Monrovia – The Global Initiative for Fiscal Transparency(GIFT) and the International Budget Partnership has recognize the effort the George Weah-led government has made to promote budget transparency.
Both GIFT and IPD, in notifying the government through Finance and Economic Planning Minister Samuel Tweah, said: “Although the work has sometimes not yielding the expected results and inevitably challenges remain, we know that your leadership has always strongly advanced the disclosure of information on the use of public resources and the expansion of the possibilities for public participation in the budget process. In the 2019 edition of the IBP’s Open Budget Survey, Liberia had a 6% increase compared to the 2017 results.”
The two organizations said the MFDP has collaborated as much as possible to share its own experience and to benefit from the peer-to-peer technical collaboration the GIFT network has developed a guide to support to its global mandate and collaborative approach, the GIFT network Offers.
In 2019, Liberia was selected to be part of the Fiscal Openness Accelerator, a project to pilot public participation mechanism in the budget process and further improve in budget transparency. Now, the organizations say, they would like to take some additional steps, small but with significant impact. “First, given the catastrophic pandemic and its profound implications in all areas, including public finances and fiscal systems, we would like to help Liberia in facing this crisis with the greatest possible fiscal transparency.”
As part of its global mandate and collaborative approach, the GIFT network has developed a guide to support its members in responding to the fiscal challenges of COVID-19 with timely and accessible information that helps identify governmental databases and data fields required for informed decision-making processes and meaningful fiscal transparency, with a user-centered and purpose-oriented approach.

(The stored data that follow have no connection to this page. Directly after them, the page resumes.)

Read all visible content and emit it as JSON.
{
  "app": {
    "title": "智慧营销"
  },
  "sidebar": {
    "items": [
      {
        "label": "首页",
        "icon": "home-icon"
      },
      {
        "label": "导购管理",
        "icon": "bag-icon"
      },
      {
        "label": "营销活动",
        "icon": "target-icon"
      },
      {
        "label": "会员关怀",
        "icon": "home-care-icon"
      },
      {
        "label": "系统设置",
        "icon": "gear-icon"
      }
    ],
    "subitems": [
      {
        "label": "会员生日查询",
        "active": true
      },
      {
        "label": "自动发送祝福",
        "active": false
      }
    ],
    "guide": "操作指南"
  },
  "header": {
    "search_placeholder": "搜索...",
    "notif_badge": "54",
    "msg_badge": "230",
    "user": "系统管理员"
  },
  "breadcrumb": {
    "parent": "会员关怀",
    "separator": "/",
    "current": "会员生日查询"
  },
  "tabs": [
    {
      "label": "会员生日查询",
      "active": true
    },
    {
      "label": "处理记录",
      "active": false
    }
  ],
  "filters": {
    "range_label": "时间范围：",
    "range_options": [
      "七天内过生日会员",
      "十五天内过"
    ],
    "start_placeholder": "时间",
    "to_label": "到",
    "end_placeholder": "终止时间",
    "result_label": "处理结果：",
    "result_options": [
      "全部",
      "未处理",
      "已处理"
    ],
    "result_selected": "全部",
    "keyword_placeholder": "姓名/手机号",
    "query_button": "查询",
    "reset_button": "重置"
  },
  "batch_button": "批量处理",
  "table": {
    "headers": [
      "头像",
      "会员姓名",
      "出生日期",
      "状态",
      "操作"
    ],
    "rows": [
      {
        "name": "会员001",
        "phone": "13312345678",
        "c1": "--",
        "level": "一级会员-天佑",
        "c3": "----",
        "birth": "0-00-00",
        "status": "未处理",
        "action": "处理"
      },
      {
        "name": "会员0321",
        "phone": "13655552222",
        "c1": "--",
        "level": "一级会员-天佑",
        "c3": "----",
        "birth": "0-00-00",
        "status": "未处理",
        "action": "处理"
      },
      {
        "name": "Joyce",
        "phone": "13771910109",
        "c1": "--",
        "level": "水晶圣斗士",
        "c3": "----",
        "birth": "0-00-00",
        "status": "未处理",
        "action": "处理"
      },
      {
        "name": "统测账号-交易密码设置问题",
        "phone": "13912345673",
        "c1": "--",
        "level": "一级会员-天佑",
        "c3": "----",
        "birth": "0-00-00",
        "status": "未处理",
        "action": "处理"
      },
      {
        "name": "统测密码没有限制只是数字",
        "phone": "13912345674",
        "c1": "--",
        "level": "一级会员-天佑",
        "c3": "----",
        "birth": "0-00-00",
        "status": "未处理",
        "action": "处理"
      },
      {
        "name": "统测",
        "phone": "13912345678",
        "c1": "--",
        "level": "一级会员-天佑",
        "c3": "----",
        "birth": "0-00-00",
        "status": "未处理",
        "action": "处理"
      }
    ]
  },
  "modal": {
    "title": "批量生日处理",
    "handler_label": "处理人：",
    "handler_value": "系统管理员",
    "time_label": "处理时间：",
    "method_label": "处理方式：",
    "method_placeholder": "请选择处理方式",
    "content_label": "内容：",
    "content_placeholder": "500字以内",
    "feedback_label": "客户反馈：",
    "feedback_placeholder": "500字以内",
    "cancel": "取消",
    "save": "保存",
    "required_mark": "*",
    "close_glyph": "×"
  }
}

GIFT also expressed interests in discussing with authorities at the Ministry of Finance, the concrete, possible and simple steps the Ministry could take to substantially improve budget transparency and public participation that are in line with the CBS 2019 results for Liberia as well as the targets set in IBP’s call to action on open budget. “These are times of profound, painful uncertain transformation, unlike anything we have ever experienced before. At the same time, there are incredible opportunities we must definitely seize, such as digital tools that can be used to bring the governed closer to their authorities; and new social contracts that favor more promising outcome, trust in government authorities, transparency in the use of public resources and informed participation are central and indispensable elements.”